Leaving out facts is not the same as fraud, which involves falsehoods. If they are talking about, let us say for example, mile long cords, then it would be irrelevant to real world use, but that would not make the claim false, and therefore not fraud. (It would just make the claim irrelevant, not false.)
3. Both graphs fail to indicate a valid x axes. Sure its labelled in mircoseconds but how many mircoseconds have passed. One million microseconds = 1 second.
That seems to indicate that the graph is literally not saying anything, but only appears to be saying something. A sentence devoid of meaning is not fraud. A meaningless graph, being meaningless, is not asserting any falsehoods, and consequently is not fraud.
4. The Y axes on the voltage graph is missing absolute voltage. There isn't any scale of measure.
Same response as to 3 above.
The left graph depicting current:
There is no power chord on earth that plugs into a regular house outlet capable of carrying 225 amps of sustained current. The fuses/circuit breakers in your electrical panel are rated to trip at 20 to 25 amps worst case. Most are rated 15 amps. (can't remember the current rating for the fuse on the dedicated electrial range circuit. I believe its 40 but not quite sure) Anyway, its far less than what the graph depicts.
Yes. What the power cord does or does not do at 225 amps is totally irrelevant to any real world use. But irrelevant facts, as long as they are true, do not constitute fraud.
Maybe the arguement is its short term current. Ok. Maybe it is. Maybe the current spike only last for a few 100th of a microsecond. The curve would be a totally different shape then whats depicted by this company BS graphs. Also, it takes longer than several microseconds to charge up the filter capacitors used in electronics power supplies so any advantages of this chord is lost to the chargiing times of the filter capacitors.
i think their pulling this out of their collective ar?es.
I think you have done two things quite well. You have shown what is wrong with their claims, and you have shown that it is not "fraud", at least as far as we can tell from these few bits of information (they may, of course, have committed fraud in some other part of their website or advertisements, and they may have some of their irrelevant facts wrong as well which might constitute fraud).
So, they definitely seem to be sleazy, but what they are doing does not appear to be fraud. Basically, companies can say many misleading things that are not fraud, and therefore are not subject to violations of laws concerning fraud.
For those who are too lazy to click on the link I already provided:
Common law fraud has nine elements:[2][3]

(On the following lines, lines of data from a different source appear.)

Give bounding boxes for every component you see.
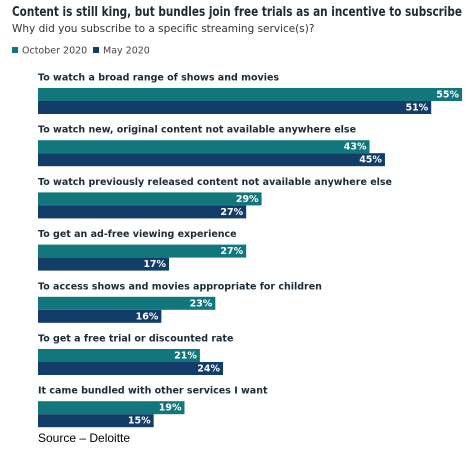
value-label: 29%	[236, 194, 259, 205]
category-label: To watch previously released content not…	[38, 177, 392, 188]
bar	[38, 205, 247, 219]
value-label: 45%	[359, 155, 382, 166]
legend-label: May 2020	[103, 46, 150, 57]
value-label: 16%	[136, 311, 159, 322]
bar	[38, 101, 432, 114]
bar	[38, 192, 262, 206]
bar	[38, 153, 385, 167]
value-label: 24%	[197, 364, 220, 375]
value-label: 15%	[128, 416, 151, 427]
source-note: Source – Deloitte	[38, 431, 130, 445]
category-label: To watch a broad range of shows and movi…	[38, 73, 279, 84]
legend-swatch	[93, 47, 99, 53]
category-label: To access shows and movies appropriate f…	[38, 281, 322, 292]
bar	[38, 88, 463, 101]
bar	[38, 257, 170, 271]
value-label: 51%	[405, 103, 428, 114]
bar	[38, 362, 224, 375]
value-label: 23%	[190, 298, 213, 309]
bar	[38, 244, 247, 258]
value-label: 19%	[159, 403, 182, 414]
bar	[38, 414, 154, 428]
value-label: 21%	[174, 351, 197, 362]
chart-subtitle: Why did you subscribe to a specific stre…	[12, 23, 314, 35]
value-label: 55%	[436, 90, 459, 101]
value-label: 43%	[344, 142, 367, 153]
category-label: To watch new, original content not avail…	[38, 125, 356, 136]
legend-swatch	[12, 47, 18, 53]
bar	[38, 296, 216, 310]
bar	[38, 140, 370, 154]
value-label: 27%	[220, 246, 243, 257]
legend-label: October 2020	[22, 46, 87, 57]
category-label: To get an ad-free viewing experience	[38, 229, 237, 240]
category-label: It came bundled with other services I wa…	[38, 386, 268, 397]
chart-title: Content is still king, but bundles join …	[12, 4, 462, 20]
category-label: To get a free trial or discounted rate	[38, 334, 233, 345]
value-label: 27%	[220, 207, 243, 218]
value-label: 17%	[143, 259, 166, 270]
bar	[38, 349, 200, 362]
bar	[38, 401, 185, 415]
bar	[38, 309, 162, 323]
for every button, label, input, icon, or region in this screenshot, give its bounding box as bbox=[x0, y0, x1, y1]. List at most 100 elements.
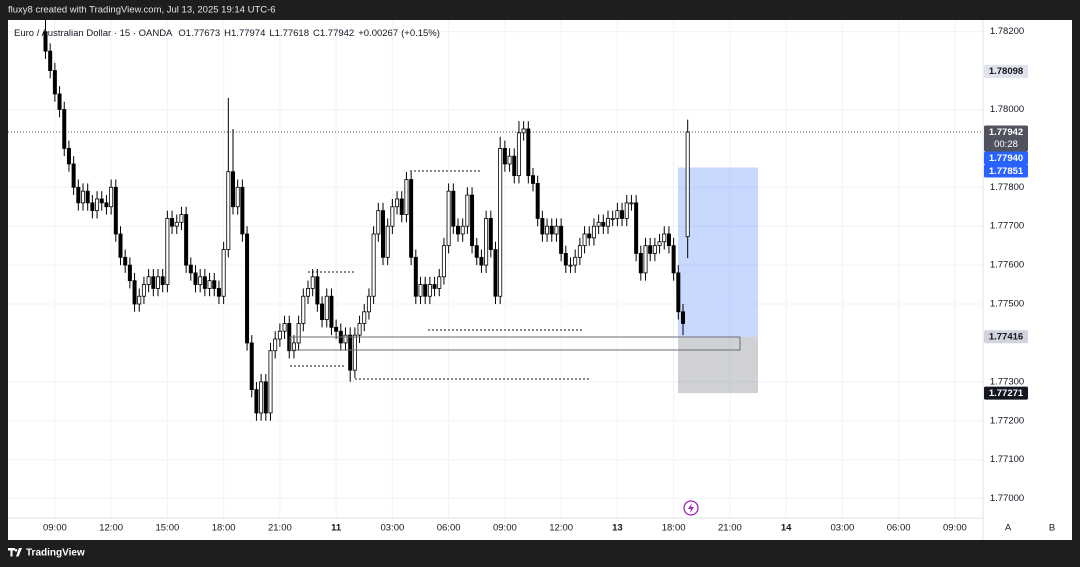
legend-key: O bbox=[178, 28, 185, 39]
x-tick-label: 06:00 bbox=[437, 523, 461, 534]
legend: Euro / Australian Dollar · 15 · OANDA O1.… bbox=[14, 28, 440, 39]
candle-body bbox=[324, 295, 329, 320]
candle-body bbox=[620, 210, 625, 219]
x-tick-label: 18:00 bbox=[212, 523, 236, 534]
scale-button[interactable]: A bbox=[1005, 523, 1012, 534]
candle-body bbox=[212, 280, 217, 289]
candle-body bbox=[240, 186, 245, 235]
legend-key: L bbox=[269, 28, 274, 39]
price-tag-label: 1.77416 bbox=[989, 332, 1023, 343]
candle-body bbox=[423, 284, 428, 297]
scale-button[interactable]: B bbox=[1049, 523, 1055, 534]
legend-change-pct: (+0.15%) bbox=[401, 28, 440, 39]
drawings bbox=[290, 170, 590, 380]
candle-body bbox=[230, 171, 235, 208]
candle-body bbox=[540, 218, 545, 235]
candle-body bbox=[441, 245, 446, 278]
candle-body bbox=[526, 128, 531, 177]
candle-body bbox=[666, 233, 671, 247]
candle-body bbox=[118, 233, 123, 258]
candle-body bbox=[127, 264, 132, 282]
candle-body bbox=[184, 214, 189, 266]
candle-body bbox=[273, 338, 278, 352]
zone-box bbox=[289, 336, 741, 351]
candle-body bbox=[484, 218, 489, 266]
candle-body bbox=[109, 186, 114, 208]
candle-body bbox=[662, 233, 667, 243]
candle-body bbox=[170, 218, 175, 227]
candle-body bbox=[474, 245, 479, 258]
candle-body bbox=[329, 295, 334, 328]
candle-body bbox=[554, 225, 559, 235]
candle-body bbox=[137, 295, 142, 305]
candle-body bbox=[282, 323, 287, 332]
candle-body bbox=[362, 311, 367, 324]
y-tick-label: 1.77100 bbox=[990, 454, 1024, 465]
candle-body bbox=[606, 218, 611, 227]
candle-body bbox=[352, 334, 357, 371]
legend-change: +0.00267 bbox=[358, 28, 398, 39]
candle-body bbox=[638, 253, 643, 274]
candle-body bbox=[446, 190, 451, 247]
y-tick-label: 1.77200 bbox=[990, 415, 1024, 426]
candle-body bbox=[671, 245, 676, 274]
candle-body bbox=[155, 276, 160, 289]
candle-body bbox=[371, 233, 376, 297]
x-tick-label: 09:00 bbox=[493, 523, 517, 534]
candle-body bbox=[596, 221, 601, 227]
candle-body bbox=[657, 241, 662, 247]
candle-body bbox=[320, 303, 325, 320]
price-tag-label: 1.77942 bbox=[989, 127, 1023, 138]
candle-body bbox=[502, 147, 507, 165]
candle-body bbox=[305, 288, 310, 297]
candle-body bbox=[62, 109, 67, 149]
grid bbox=[8, 20, 983, 518]
axes: 1.78200 1.78000 1.77800 1.77700 1.77600 1.775… bbox=[43, 26, 1028, 534]
price-tag bbox=[984, 125, 1028, 152]
y-tick-label: 1.77700 bbox=[990, 221, 1024, 232]
candle-body bbox=[48, 50, 53, 71]
candle-body bbox=[366, 295, 371, 313]
candle-body bbox=[179, 214, 184, 223]
candle-body bbox=[559, 225, 564, 254]
candle-body bbox=[263, 381, 268, 414]
x-tick-label: 12:00 bbox=[99, 523, 123, 534]
candle-body bbox=[610, 218, 615, 220]
candle-body bbox=[76, 186, 81, 204]
x-tick-label: 15:00 bbox=[155, 523, 179, 534]
candle-body bbox=[587, 233, 592, 239]
y-tick-label: 1.77800 bbox=[990, 182, 1024, 193]
legend-key: H bbox=[224, 28, 231, 39]
x-tick-label: 11 bbox=[331, 523, 342, 534]
candle-body bbox=[624, 202, 629, 219]
candle-body bbox=[315, 276, 320, 305]
candle-body bbox=[432, 284, 437, 289]
candle-body bbox=[99, 198, 104, 204]
profit-zone bbox=[678, 167, 758, 337]
header-text: fluxy8 created with TradingView.com, Jul… bbox=[8, 5, 276, 16]
x-tick-label: 21:00 bbox=[268, 523, 292, 534]
candle-body bbox=[141, 284, 146, 297]
candle-body bbox=[254, 389, 259, 414]
candle-body bbox=[427, 284, 432, 297]
candle-body bbox=[151, 276, 156, 289]
candle-body bbox=[216, 288, 221, 297]
candle-body bbox=[113, 186, 118, 235]
candle-body bbox=[681, 311, 686, 324]
x-tick-label: 18:00 bbox=[662, 523, 686, 534]
price-tag bbox=[984, 164, 1028, 178]
price-tag bbox=[984, 330, 1028, 344]
candle-body bbox=[71, 163, 76, 188]
candle-body bbox=[188, 264, 193, 274]
candle-body bbox=[43, 31, 48, 52]
candle-body bbox=[245, 233, 250, 344]
price-tag-label: 1.77271 bbox=[989, 388, 1024, 399]
y-tick-label: 1.77300 bbox=[990, 376, 1024, 387]
price-tag bbox=[984, 151, 1028, 165]
candle-body bbox=[165, 218, 170, 285]
x-tick-label: 09:00 bbox=[43, 523, 67, 534]
candle-body bbox=[334, 326, 339, 332]
event-icon-bolt bbox=[688, 503, 694, 513]
candle-body bbox=[193, 272, 198, 285]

- a representation of an existing fact;
- its materiality;
- its falsity;
- the speaker's knowledge of its falsity;
- the speaker's intent that it shall be acted upon by the plaintiff;
- plaintiff's ignorance of its falsity;
- plaintiff's reliance on the truth of the representation;
- plaintiff's right to rely upon it; and
- consequent damages suffered by plaintiff.
Most jurisdictions in the United States require that each element be pled with particularity and be proved with clear, cogent, and convincing evidence (very probable evidence) to establish a claim of fraud.
http://en.wikipedia.org/wiki/Fraud
If only some of those apply, but not all of them, then it is not fraud. And that is forgotten in the normal everyday use of the term "fraud", which is broader and looser than the legal meaning of the term. Very often, unscrupulous people skirt the law by saying things that do not state any matter of fact, but appear to do so, or state irrelevant facts, as if they supported the conclusion that they want the buyer (or, equivalently, sucker) to believe. Neither meaningless sentences nor irrelevant facts constitute fraud, and so they are generally safe from prosecution with either of those approaches.